今度は記憶を持たず真っ白な状態で生きていけるようにしよう。
それと神がしでかしたことに私から詫びをしよう、今回は特別だ。
まずファーシリウスの不老不死を解く。
それからファーシリウスとお前の寿命を同じくらいにしてやろう。
これからの魔族のこともあろうからな、まだ魔族は数がうんと少ない。
だからお前たちと魔族すべて同じくらいの寿命にしてやろう。
500年くらいでどうだ?』
創造神トームがにっこりと笑う。
「そこまでしてもらっていいのですか?…」
『良い、それからファーシリウスとお前、それから魔族たちの繁殖力を上げてやろう。
デーモン族だけは例外だな…元は肉体を持たない者であるから、そこまで変えることを私は良しとしないから、デーモン族は今まで通りにするがそんなに数は変わらないだろう。
人間程にはしないが、デーモン族以外は誰もが種族が違っても子を設けることが出来るようにしてやろう。
であるからファーシリウスの蘇生も解くことにする。
もう使えなくなると心得よ。
今後お前たち魔族も限りある命の中で子を設けて後世に引き継いでいくがよい。
それが生きものが生きていくことだからな。
だが魔族は人間より遥かに強い。
まだお前たちは圧倒的に数が少ないから私はあえてお前たちの力を削ぐことはしないが、もし今後魔族が不当に人間を虐げたり殺めたり、支配したならば天罰が下ると心得よ。
この世界は私の眷属の一人に守らせることにする。
私もずっと注視しておるからそれをくれぐれも忘れるな』
創造神トームの言葉に私はシリウス様と顔を見合わす。
『ファーシリウスよ、それで構わぬか?』
「…ああ構わない、そうしてくれ」
『リゼットはどうだ?』
「はい、創造神トームありがとうございます、お願いします」
『ふむ、では今述べたことは決定とする』
創造神トームがその両手を空高く上げると、ビカッという表現がピッタリなくらいの創造神トームの色である虹色の大きな光が目の前に現れてから大きく広がって魔国全体を覆っていく。

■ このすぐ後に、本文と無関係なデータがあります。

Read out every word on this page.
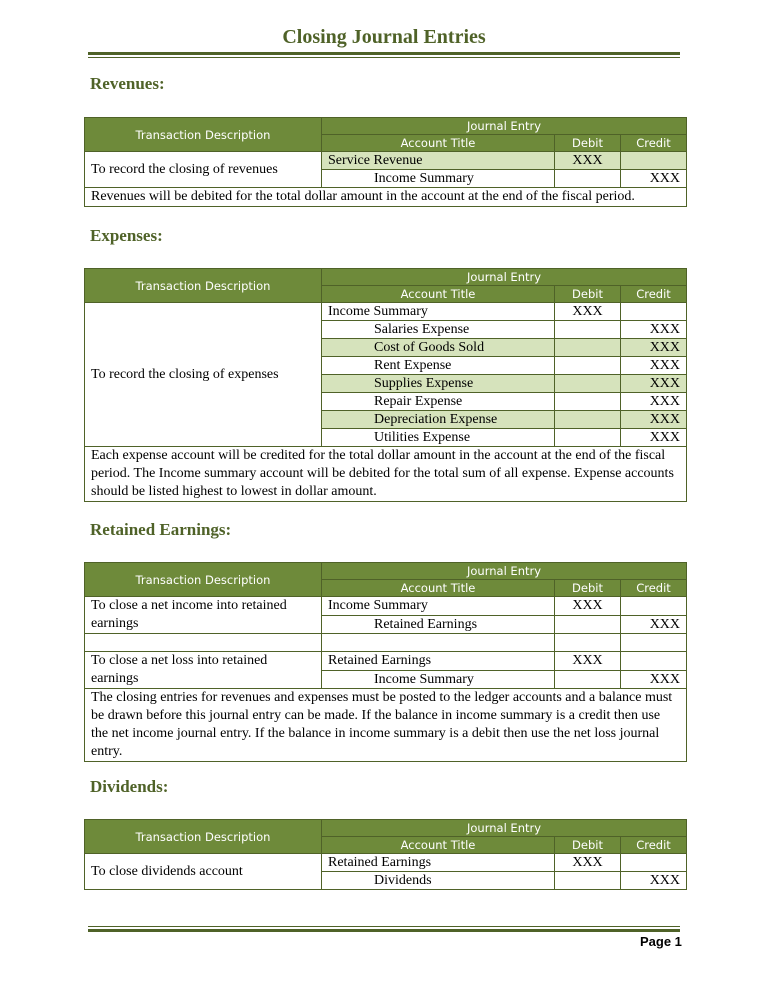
Closing Journal Entries
Revenues:
Transaction Description	Journal Entry		
	Account Title	Debit	Credit
To record the closing of revenues	Service Revenue	XXX	
	Income Summary		XXX
Revenues will be debited for the total dollar amount in the account at the end of the fiscal period.			
Expenses:
Transaction Description	Journal Entry		
	Account Title	Debit	Credit
To record the closing of expenses	Income Summary	XXX	
	Salaries Expense		XXX
	Cost of Goods Sold		XXX
	Rent Expense		XXX
	Supplies Expense		XXX
	Repair Expense		XXX
	Depreciation Expense		XXX
	Utilities Expense		XXX
Each expense account will be credited for the total dollar amount in the account at the end of the fiscal period. The Income summary account will be debited for the total sum of all expense. Expense accounts should be listed highest to lowest in dollar amount.			
Retained Earnings:
Transaction Description	Journal Entry		
	Account Title	Debit	Credit
To close a net income into retained earnings	Income Summary	XXX	
	Retained Earnings		XXX

To close a net loss into retained earnings	Retained Earnings	XXX	
	Income Summary		XXX
The closing entries for revenues and expenses must be posted to the ledger accounts and a balance must be drawn before this journal entry can be made. If the balance in income summary is a credit then use the net income journal entry. If the balance in income summary is a debit then use the net loss journal entry.			
Dividends:
Transaction Description	Journal Entry		
	Account Title	Debit	Credit
To close dividends account	Retained Earnings	XXX	
	Dividends		XXX
Page 1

まるで創造神の光が魔国を包んで抱きしめているように見えた。
そしてしばらくしてからゆっくりと光は消えていった。
『それではな、リゼットよ。
もうお前と顔を合わすこともあるまい、幸せになるのだぞ』
そう言い残して創造神トームは消えた。
私は創造神トームが居たところからしばく目を離すことが出来なかった。